Auf der Lauer…

…liegt dieser Tage so manch meinungsstarker Forenteilnehmer und Bloggerkollege. Es ist Kritik(er)saison. Die erste Vinum nach dem Besitzerwechsel wurde bereits durch das Web 2.0 gedreht. Nach dem medialen Echo auf die GG-Vorstellungen Anfang September kam dazu eine recht deftige Metakritik. Und wenn demnächst die Riege diesjähriger Deutscher Weinführer erscheint, wird dazu das eine oder andere kritische Wort in Blogs und Foren geschrieben werden. Ein heißer Herbst ist garantiert.

Nun sind diese Zeilen bitte nicht als Kritik an der Meta-Kritik (wäre das dann eigentlich die Meta-Meta-Kritik???) zu verstehen. Ich halte es für gut und richtig, die Urteile der Weinprofis und –publikationen zu thematisieren und sie auch in Frage zu stellen. So fanatisch wie in diesem Forum – wo manch Verkoster gar keine Notiz mehr publiziert, ohne vorher Hofschuster- und Gault-Millau-Punkte sowie prognostiziertes Trinkfenster (!) nachzuschlagen und dann auch zu kommentieren – würde ich es allerdings nicht machen wollen. Zu viel Kampfeslust halte ich schlicht für genussfeindlich.

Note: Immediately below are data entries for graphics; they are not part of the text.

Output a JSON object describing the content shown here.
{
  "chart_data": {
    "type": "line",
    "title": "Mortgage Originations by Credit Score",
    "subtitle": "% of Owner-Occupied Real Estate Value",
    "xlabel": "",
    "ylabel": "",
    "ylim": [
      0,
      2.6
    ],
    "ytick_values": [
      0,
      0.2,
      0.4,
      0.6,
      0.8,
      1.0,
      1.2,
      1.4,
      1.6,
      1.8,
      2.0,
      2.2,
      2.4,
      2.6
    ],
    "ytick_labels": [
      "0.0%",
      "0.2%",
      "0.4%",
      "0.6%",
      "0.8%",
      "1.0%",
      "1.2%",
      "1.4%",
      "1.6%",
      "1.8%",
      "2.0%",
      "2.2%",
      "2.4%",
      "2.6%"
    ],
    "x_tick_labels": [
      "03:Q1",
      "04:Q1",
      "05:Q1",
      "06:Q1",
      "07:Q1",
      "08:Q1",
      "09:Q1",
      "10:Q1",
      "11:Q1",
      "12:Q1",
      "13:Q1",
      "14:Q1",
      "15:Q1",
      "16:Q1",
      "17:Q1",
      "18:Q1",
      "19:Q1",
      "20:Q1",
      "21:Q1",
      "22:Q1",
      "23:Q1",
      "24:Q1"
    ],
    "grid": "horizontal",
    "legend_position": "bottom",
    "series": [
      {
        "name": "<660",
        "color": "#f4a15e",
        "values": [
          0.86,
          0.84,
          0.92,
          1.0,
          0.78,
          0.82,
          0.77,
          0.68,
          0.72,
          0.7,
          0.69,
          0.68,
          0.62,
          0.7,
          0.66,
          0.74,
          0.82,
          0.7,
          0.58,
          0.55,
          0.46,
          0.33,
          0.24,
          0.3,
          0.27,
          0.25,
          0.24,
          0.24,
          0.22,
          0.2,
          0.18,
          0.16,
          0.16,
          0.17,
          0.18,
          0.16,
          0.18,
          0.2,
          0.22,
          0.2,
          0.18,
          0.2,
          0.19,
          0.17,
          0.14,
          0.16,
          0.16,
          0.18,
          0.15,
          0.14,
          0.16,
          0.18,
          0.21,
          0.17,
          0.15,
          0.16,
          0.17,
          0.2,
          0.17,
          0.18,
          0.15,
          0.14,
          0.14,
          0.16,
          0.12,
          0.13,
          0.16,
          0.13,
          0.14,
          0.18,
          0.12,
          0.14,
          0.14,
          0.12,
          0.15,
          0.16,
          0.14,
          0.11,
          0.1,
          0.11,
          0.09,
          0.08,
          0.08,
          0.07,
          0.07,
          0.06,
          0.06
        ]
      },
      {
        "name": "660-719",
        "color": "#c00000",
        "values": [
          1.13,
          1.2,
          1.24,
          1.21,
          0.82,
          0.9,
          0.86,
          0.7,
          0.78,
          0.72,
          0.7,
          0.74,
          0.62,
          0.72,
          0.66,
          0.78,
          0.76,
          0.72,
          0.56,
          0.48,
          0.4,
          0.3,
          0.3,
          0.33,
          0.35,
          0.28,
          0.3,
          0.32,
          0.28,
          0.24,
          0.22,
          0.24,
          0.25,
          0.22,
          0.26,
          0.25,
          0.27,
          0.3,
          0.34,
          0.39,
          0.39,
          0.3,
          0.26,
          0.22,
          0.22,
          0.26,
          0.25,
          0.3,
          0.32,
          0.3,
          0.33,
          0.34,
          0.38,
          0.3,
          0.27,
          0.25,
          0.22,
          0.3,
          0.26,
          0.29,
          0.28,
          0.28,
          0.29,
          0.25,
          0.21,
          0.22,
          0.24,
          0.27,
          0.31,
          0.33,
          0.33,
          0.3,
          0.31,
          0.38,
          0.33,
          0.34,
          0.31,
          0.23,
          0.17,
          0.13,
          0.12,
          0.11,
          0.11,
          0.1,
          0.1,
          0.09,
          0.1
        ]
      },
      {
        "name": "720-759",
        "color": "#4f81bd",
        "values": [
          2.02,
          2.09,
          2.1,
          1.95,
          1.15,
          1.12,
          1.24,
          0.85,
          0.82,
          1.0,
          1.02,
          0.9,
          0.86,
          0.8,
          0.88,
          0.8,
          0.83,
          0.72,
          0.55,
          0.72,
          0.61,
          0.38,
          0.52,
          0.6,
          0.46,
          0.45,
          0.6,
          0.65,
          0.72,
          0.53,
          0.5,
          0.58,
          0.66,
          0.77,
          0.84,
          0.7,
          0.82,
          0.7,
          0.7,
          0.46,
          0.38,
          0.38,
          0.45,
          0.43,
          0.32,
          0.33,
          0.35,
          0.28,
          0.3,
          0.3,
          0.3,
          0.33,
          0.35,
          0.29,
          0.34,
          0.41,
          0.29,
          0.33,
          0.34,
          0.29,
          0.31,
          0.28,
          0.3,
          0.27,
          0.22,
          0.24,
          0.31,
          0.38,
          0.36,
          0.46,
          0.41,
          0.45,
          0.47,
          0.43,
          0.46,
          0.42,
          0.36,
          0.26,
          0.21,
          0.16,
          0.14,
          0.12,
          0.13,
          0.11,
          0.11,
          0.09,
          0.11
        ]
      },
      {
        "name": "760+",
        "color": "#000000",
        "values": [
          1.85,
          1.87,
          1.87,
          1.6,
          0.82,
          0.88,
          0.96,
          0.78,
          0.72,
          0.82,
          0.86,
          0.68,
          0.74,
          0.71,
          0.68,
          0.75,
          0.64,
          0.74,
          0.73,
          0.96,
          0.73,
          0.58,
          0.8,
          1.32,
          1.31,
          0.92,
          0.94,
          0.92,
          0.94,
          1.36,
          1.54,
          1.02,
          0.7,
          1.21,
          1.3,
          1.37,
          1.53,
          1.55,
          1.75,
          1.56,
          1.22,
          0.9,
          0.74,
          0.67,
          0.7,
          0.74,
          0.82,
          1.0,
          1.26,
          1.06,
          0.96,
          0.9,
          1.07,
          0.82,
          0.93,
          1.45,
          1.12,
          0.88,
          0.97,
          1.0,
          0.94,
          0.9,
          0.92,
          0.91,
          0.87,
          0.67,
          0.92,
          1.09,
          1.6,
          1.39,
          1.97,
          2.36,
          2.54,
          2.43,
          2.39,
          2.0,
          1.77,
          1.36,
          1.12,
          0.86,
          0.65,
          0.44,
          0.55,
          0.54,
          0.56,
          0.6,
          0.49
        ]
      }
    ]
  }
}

Ist Weinkritik überflüssig?

Was bei aller Diskussion unterschwellig durchklingt, ist die Frage, ob wir überhaupt (noch) eine professionelle Weinkritik benötigen. Ich habe keine Ahnung. Subjektiv entpuppen sich Kritikerempfehlungen, denen ich folge, fast genauso oft als Treffer wie als Fehlkauf. Ich kenne Verkoster, deren Eindrücken ich eher vertraue, weil ich Übereinstimmungen im Geschmack festzustellen glaube und ich kenne solche, die anders ticken als ich. Das hat aber nichts mit deren Status als Profi oder Laie zu tun.

Um aber den Bogen zum heutigen Wein zu spannen: Was ich als äußerst verlässliches Instrument kennengelernt habe, ist die Juryverkostung. Sind es drei oder mehr Juroren, die einem Wein eine Krone aufsetzen, kann ich das fast immer nachvollziehen. Manchmal finde ich zwar nur hervorragend, was die Jury gigantisch findet (und umgekehrt: manchmal gefällt mir der Zweitplatzierte besser als der Sieger), aber die Richtung stimmt irgendwie immer.

Der heutige Wein hat den Titel ‚Riesling des Jahres‘ von der Zeitschrift Weinwelt verliehen bekommen, nachdem er bei einer Jury-Blindverkostung den ersten Platz unter über 1000 Probanden erreichte. Mancher mag sich vielleicht an das (meiner Meinung nach sehr gelungene) Titelblatt der Zeitschrift mit der Schlagzeile ‚Deutschland sucht den Riesling Star‘ erinnern. Diese Verkostung findet zwar jeweils relativ früh im Jahr statt und berücksichtigt daher keine GGs und Lang-Gärer – aber ich war mir sicher, dass die Besten schon was taugen werden. 15 der nur 3000 Produzierten Sieger-Flaschen landeten daher in meinem Keller und machen seitdem wahrlich viel Freude. Lieblingswein!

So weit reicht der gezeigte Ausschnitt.